5. Reservation of ownership
Delivered merchandise remains our property until all claims arising from the business transaction are settled. The purchaser is entitled to sell the delivered merchandise to third parties under the scope of conventional and correct business operations. In this case for good measure the purchaser already transfers to us now the claims on purchase price payment arising from purchase contracts signed with third parties.
6. Fulfilment as Per Contract and Guarantee
6.1 The purchaser is obliged to check merchandise for obvious defects immediately upon delivery. We must be notified in writing of any defects within two weeks following receipt of merchandise.
6.2 If the merchandise delivered by us is defective, we shall provide replacement. Upon failure of the replacement delivery the purchaser has the choice of demanding reduction of payment or cancellation of the contract. In case of negligible defects (petty claims), claim of the purchaser is limited to reduction of the purchase price.
6.3 The aforementioned rights of the purchaser due to deficiencies expire by limitation one year following delivery of the merchandise. Compensation claims are regulated by paragraph 7.
7. Limitation of liability
7.1 Claims for damages, compensation and reimbursement of expenses of the purchaser (hereinafter summarized as "compensation claims"), regardless of for what legal reason, particularly due to infringement of liabilities from an obligation and tortious acts are excluded. This does not apply when a guarantee or a procurement risk is undertaken. It does not apply furthermore in cases of gross negligence or intent (hereinafter called "gross culpability"), to liability under the Product Liability Act, to death, physical injury or health risk, as well as to the infringement of fundamental contractual obligations. Compensation claims for the infringement of fundamental contractual obligations are, however, limited to contract-typical, foreseeable damages, insofar as gross negligence is not perpetrated or liability prevails for injury to life, body or health.
7.2 The statutory provisions on expiry by limitation apply to gross negligence and to compensation claims resulting from injury to life, body or health. In all other cases the expiry by limitation term for damage compensation claims against the seller amounts to one year.
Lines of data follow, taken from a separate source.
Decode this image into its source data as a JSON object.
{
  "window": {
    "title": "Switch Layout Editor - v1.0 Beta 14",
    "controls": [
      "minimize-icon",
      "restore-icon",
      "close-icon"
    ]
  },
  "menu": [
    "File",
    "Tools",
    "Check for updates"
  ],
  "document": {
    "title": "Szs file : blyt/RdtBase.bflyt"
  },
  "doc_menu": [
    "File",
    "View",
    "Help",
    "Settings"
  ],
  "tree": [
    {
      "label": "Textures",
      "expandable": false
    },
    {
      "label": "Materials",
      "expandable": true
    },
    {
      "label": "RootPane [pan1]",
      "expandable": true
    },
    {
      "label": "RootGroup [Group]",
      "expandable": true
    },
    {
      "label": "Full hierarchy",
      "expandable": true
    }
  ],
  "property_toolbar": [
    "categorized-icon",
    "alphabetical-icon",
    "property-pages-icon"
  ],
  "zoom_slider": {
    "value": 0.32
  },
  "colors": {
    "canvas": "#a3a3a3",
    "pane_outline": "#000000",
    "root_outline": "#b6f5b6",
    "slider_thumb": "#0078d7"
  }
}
8. Recourse of the Purchaser Following Resale to a Consumer
When the end-purchaser of the sold merchandise is a consumer and should she/he or an intermediary, to whom the purchaser has sold the merchandise, demand that the merchandise be taken back by the purchaser due to defects, then the purchaser must notify us immediately of the risk of recourse. The purchaser will undertake all in her/his power to ensure that the recourse claim directed at her/him can also be fulfilled by us at our request in order to keep the costs of recourse as low as possible.
9. Disposal
9.1 Customer is obliged to closely observe our goods accompanying documents and to ensure the correct disposal of the goods in accordance with the applicable law.
9.2 In case Customer is a businessman, Customer shall be obliged to dispose the goods at own costs. Customer shall be obliged to transfer this obligation on the purchaser of the goods or parts thereof in case of a resale of the goods. In case the Customer is a Consumer the statutory provisions regarding disposal of waste shall apply.
10. Applicable law / place of performance / jurisdiction
10.1 German Law, excluding rulings of international civil law and the stipulations of the Convention on Contracts for the International Sale of Goods (CISG), applies to all legal relationships between the parties.
10.2 Place of legal fulfilment and legal venue for all disputes arising out of and in connection with this contract is Munich. We are nonetheless also entitled to choose to institute legal proceedings against the purchaser at her/his domicile.